ITER's main engine completes 1st-phase installation

(WNN) | Updated: 2021-09-18
2021-09-18 (WNN)


The fifth Poloidal Field (PF5) coil of ITER (the International Thermonuclear Experimental Reactor) was successfully inserted in the Tokamak pit in Cadarache, France, on September 16, marking the completion of the first stage of the ITER project main engine installation and laying a key foundation for the second phase assembly of its vacuum vessel. This represents another milestone at the ITER site by TAC1, a China-France consortium, which significantly pushes forward the ITER project.


The PF5 coil, a magnet component at the bottom of the Tokamak, is the second huge coil component that has been assembled for ITER's superconducting magnet system. With a net weight of 315 tons, the coil (together with its support plate at the bottom and its lifting tools) weighs 383 tons. It is 18.6 meters in diameter and has an assembly accuracy of ±4 mm. Lifting the coil into place with only 3.6 cm away from its surrounding equipment, therefore, was a highly demanding task. Any slight error could’ve damaged the PF5 coil and its adjacent equipment.

The TAC1 team carried out many test runs for this maneuver. Through concerted efforts and close collaboration, the team successfully lifted the coil in a trial on September 13 and officially completed the entire operation with insertion on September 16.

Led by China Nuclear Power Engineering under China National Nuclear Corporation (CNNC), the TAC1 team is composed of the China Nuclear Industry 23 Construction Company of CNNC, CNNC's Southwestern Institute of Physics, the Institute of Plasma Physics of the Chinese Academy of Sciences (ASIPP), Framatome and other institutions.

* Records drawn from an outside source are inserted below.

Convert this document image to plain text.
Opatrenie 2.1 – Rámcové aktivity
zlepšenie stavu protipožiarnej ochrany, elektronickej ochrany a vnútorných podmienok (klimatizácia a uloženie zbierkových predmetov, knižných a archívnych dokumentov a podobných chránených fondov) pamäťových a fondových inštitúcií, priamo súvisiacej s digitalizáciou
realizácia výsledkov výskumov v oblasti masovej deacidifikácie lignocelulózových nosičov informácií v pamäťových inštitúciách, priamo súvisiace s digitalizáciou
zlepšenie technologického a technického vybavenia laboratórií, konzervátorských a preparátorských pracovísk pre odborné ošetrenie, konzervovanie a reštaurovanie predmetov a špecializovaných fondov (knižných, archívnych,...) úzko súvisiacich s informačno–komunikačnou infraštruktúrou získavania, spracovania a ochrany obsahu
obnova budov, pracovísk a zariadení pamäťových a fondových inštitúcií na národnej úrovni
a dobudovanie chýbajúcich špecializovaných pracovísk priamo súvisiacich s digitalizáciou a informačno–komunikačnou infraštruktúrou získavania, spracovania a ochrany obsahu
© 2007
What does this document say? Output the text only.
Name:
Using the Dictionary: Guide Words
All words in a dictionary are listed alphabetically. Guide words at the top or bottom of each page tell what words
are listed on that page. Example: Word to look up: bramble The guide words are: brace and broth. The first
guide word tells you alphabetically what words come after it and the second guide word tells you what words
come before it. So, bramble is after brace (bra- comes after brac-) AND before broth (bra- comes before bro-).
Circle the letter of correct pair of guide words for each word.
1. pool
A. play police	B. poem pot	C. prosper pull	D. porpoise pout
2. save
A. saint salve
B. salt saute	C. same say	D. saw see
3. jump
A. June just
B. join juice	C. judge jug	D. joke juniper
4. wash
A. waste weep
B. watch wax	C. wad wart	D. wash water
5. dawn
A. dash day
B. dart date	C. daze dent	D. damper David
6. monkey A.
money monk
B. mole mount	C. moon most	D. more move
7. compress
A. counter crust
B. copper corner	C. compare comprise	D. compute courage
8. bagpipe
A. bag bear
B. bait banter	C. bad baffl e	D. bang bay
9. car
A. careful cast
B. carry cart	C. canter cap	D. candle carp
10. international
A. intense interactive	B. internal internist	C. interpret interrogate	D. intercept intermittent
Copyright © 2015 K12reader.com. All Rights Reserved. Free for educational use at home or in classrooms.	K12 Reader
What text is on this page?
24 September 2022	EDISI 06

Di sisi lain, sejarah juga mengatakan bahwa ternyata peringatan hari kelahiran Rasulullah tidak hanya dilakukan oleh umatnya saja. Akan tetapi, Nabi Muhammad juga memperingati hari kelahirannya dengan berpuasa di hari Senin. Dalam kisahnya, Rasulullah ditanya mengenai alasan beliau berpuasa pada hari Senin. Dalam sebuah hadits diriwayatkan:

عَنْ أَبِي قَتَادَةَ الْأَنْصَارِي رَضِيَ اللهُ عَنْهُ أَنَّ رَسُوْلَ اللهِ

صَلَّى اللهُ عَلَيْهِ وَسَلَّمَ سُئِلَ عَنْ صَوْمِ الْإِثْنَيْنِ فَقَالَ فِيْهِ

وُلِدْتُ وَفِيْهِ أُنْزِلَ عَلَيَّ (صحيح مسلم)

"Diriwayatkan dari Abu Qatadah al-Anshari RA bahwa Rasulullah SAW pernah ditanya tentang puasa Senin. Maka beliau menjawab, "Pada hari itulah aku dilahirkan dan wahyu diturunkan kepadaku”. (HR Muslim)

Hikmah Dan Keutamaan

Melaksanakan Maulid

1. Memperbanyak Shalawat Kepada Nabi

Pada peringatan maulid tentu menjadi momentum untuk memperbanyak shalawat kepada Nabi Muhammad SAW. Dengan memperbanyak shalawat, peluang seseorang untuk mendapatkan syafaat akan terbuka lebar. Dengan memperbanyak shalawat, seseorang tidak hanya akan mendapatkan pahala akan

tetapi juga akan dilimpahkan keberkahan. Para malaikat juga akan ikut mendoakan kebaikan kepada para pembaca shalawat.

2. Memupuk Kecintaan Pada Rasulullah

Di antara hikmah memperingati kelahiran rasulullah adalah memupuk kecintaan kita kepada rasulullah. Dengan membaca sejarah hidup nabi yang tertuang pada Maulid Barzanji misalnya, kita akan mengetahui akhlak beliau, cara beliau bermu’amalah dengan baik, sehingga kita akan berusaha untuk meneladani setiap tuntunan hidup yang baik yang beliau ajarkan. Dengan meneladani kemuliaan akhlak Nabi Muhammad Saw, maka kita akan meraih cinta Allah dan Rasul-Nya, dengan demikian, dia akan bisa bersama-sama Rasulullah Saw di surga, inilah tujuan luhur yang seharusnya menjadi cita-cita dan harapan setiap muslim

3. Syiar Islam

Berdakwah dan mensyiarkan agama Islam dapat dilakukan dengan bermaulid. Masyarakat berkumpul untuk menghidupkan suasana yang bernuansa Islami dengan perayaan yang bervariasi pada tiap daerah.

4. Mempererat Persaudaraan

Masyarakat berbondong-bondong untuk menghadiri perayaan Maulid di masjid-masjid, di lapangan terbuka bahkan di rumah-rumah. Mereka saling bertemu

In September 2019, the China-France consortium signed the TAC1 installation contract with the ITER organization. The TAC1 installation tender project is the most important core equipment installation project of the ITER Tokamak, mainly responsible for the installation of Dewar, superconducting magnets and feeder systems. Its importance is often referred to as the heart in a human body.

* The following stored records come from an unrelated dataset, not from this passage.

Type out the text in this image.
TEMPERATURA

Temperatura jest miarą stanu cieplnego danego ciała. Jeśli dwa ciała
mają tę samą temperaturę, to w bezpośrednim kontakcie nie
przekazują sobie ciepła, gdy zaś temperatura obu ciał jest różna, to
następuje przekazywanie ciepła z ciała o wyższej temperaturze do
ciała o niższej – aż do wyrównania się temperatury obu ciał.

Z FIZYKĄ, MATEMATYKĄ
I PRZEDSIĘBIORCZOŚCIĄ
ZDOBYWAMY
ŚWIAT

ITER is currently the world's largest fusion reactor experimental project, whose complexity and technical difficulties exceed those of fission reactors that have been built and operated in large numbers. There is no established experience for the TAC1 installation project to refer to, which means there are many major technological challenges all along the way, including the lifting and assembly of components that are large in size and heavy, the installation of high vacuum or ultra-high vacuum parts, and the installation and connection of superconducting parts.